28      L’EUIPO considère que la chambre de recours a correctement déterminé la signification de la marque demandée, eu égard à la perception du public pertinent. Le terme « sienna » serait courant et désignerait, notamment, le nom d’une couleur et le public pertinent ne serait probablement pas amené à le percevoir comme désignant ses autres signifiants. Il serait, en effet, notoire que la couleur en question soit utilisée dans le commerce pour décrire divers produits. La chambre de recours aurait fourni des explications pour l’ensemble des produits visés par la marque demandée. Plus spécifiquement, pour ce qui est des produits du tabac traditionnels et les produits liés aux cigarettes électroniques, l’EUIPO confirme le raisonnement de la chambre de recours selon lequel la couleur est généralement utilisée dans le marché concerné pour désigner les niveaux de goudron que contiennent les produits du tabac, qui influencent le goût et l’intensité des cigarettes et des produits similaires. S’agissant des « articles pour fumeurs », le consommateur pourrait raisonnablement s’attendre soit à ce qu’ils soient de couleur « sienna » soit à ce qu’ils fassent partie de la gamme des produits à fumer « sienna ». Ce raisonnement serait conforme à la pratique de l’EUIPO et à la jurisprudence du Tribunal concernant l’enregistrement des marques comportant des noms de couleurs. La décision attaquée est fondée sur le « fait établi » selon lequel la couleur peut constituer une caractéristique des produits du tabac, en raison de la pratique traditionnelle de l’industrie concernée à utiliser les couleurs en tant qu’ « éléments descriptifs », « c’est-à-dire pour transmettre des messages implicites sur le goût, l’intensité, les effets sur la santé et la qualité des cigarettes concernées ». L’EUIPO invoque, à cet égard, deux études prospectives des marchés. À titre d’exemple, le rouge ou le rouge foncé désignerait généralement les cigarettes de tabac plus aromatiques et « le brun [serait] généralement associé aux cigares ou aux petits cigares ». Enfin, l’EUIPO affirme souhaiter « vivement connaître l’avis du Tribunal sur la question de savoir si les conditions décrites dans [l’arrêt du 7 mai 2019, Fissler/EUIPO (vita) (T‑423/18, EU:T:2019:291)] sont satisfaites en l’espèce ».

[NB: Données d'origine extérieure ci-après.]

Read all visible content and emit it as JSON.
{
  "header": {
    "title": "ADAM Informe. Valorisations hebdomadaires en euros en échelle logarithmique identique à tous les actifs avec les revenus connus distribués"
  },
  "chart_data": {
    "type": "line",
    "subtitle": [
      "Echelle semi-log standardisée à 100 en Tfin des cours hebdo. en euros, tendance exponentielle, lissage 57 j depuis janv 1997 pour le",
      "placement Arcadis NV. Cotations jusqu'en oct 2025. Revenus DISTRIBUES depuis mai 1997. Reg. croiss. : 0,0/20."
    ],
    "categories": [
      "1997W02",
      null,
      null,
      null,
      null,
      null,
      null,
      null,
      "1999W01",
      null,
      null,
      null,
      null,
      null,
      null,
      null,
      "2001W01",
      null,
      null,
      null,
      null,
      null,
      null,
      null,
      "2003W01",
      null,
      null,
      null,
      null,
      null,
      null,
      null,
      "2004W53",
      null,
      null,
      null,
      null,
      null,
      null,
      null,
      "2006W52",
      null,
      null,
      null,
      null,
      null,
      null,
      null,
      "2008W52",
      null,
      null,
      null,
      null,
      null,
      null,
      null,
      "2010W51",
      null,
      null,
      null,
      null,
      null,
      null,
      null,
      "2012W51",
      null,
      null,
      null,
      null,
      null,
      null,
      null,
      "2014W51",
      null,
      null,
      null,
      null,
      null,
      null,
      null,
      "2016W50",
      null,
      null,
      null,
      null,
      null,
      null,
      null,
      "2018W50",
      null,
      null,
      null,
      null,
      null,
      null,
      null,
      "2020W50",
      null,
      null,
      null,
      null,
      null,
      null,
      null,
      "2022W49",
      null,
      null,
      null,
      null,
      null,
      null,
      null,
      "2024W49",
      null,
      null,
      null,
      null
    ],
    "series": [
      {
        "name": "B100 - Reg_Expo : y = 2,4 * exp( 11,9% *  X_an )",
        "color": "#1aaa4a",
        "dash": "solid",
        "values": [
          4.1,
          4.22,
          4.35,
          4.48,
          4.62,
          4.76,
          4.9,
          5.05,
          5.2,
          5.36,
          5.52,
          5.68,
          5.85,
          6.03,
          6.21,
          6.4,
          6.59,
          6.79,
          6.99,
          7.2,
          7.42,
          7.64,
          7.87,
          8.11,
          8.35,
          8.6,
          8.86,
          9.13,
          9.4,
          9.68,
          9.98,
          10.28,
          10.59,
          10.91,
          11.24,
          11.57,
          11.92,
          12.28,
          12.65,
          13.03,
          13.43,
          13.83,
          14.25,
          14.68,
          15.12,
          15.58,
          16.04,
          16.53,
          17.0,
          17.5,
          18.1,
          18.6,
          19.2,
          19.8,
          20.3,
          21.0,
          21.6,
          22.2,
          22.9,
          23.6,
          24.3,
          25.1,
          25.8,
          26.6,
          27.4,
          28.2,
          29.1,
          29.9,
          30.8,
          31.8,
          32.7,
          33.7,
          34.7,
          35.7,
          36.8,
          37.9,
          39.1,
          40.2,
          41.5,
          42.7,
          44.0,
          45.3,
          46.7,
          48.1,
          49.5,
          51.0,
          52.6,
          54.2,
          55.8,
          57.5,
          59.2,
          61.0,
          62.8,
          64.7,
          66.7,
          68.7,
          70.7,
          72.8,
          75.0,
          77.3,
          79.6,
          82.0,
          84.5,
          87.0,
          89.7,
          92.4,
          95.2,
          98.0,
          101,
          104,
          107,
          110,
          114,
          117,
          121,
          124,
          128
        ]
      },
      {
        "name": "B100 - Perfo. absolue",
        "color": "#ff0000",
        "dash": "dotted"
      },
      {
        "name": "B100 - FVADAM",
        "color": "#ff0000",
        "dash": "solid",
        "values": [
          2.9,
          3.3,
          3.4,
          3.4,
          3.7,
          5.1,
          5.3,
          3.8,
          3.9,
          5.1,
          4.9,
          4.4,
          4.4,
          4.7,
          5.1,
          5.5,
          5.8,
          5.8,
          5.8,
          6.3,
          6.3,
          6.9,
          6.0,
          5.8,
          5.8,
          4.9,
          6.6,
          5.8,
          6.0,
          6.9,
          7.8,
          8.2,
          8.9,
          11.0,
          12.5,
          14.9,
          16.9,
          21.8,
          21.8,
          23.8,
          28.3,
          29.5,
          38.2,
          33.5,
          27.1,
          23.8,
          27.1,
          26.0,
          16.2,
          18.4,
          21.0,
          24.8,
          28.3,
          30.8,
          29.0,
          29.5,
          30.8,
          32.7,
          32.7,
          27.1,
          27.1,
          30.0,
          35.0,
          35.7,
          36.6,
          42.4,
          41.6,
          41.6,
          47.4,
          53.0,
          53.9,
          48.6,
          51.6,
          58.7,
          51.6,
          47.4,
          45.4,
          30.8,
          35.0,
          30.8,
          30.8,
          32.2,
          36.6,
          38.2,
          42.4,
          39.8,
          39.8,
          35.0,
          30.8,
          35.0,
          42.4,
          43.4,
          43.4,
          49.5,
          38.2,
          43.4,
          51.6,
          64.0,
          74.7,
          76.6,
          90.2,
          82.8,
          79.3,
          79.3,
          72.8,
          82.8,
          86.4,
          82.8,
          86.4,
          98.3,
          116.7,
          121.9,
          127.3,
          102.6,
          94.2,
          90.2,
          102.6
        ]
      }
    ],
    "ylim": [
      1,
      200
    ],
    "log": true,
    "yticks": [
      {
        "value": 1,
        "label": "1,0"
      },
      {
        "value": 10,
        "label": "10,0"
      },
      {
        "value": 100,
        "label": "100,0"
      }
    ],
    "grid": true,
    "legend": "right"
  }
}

29      En ce qui concerne, enfin, les affirmations de la requérante relatives à des marques enregistrées comportant des noms de couleurs, l’EUIPO souligne que la grande majorité des exemples en cause concerneraient des produits relevant d’autres classes que la classe 34, alors que les exemples qui désignent des produits de cette dernière « correspond[raient] au nom d’une couleur qui pourrait difficilement désigner une caractéristique des produits du tabac ». La partie défenderesse se réfère, en outre, sur ce point, à la jurisprudence s’y rapportant du juge de l’Union, concluant que la chambre de recours n’a en aucun cas enfreint les principes d’égalité de traitement, de légalité et de bonne administration.

 Observations liminaires

30      Aux termes de l’article 7, paragraphe 1, sous c), du règlement 2017/1001, sont refusées à l’enregistrement les marques qui sont composées exclusivement de signes ou d’indications pouvant servir, dans le commerce, à désigner l’espèce, la qualité, la quantité, la destination, la valeur, la provenance géographique ou l’époque de la production du produit ou de la prestation du service, ou d’autres caractéristiques de ceux-ci. En vertu de l’article 7, paragraphe 2, du même règlement, l’article 7, paragraphe 1, est applicable même si les motifs de refus n’existent que dans une partie de l’Union.

31      En interdisant l’enregistrement en tant que marque de tels signes ou indications, l’article 7, paragraphe 1, sous c), du règlement 2017/1001 poursuit un but d’intérêt général, lequel exige que les signes ou les indications descriptives des caractéristiques de produits ou de services pour lesquels l’enregistrement est demandé puissent être librement utilisés par tous. Cette disposition empêche, dès lors, que de tels signes ou indications soient réservés à une seule entreprise en raison de leur enregistrement en tant que marque (voir arrêt du 23 octobre 2003, OHMI/Wrigley, C‑191/01 P, EU:C:2003:579, point 31 et jurisprudence citée).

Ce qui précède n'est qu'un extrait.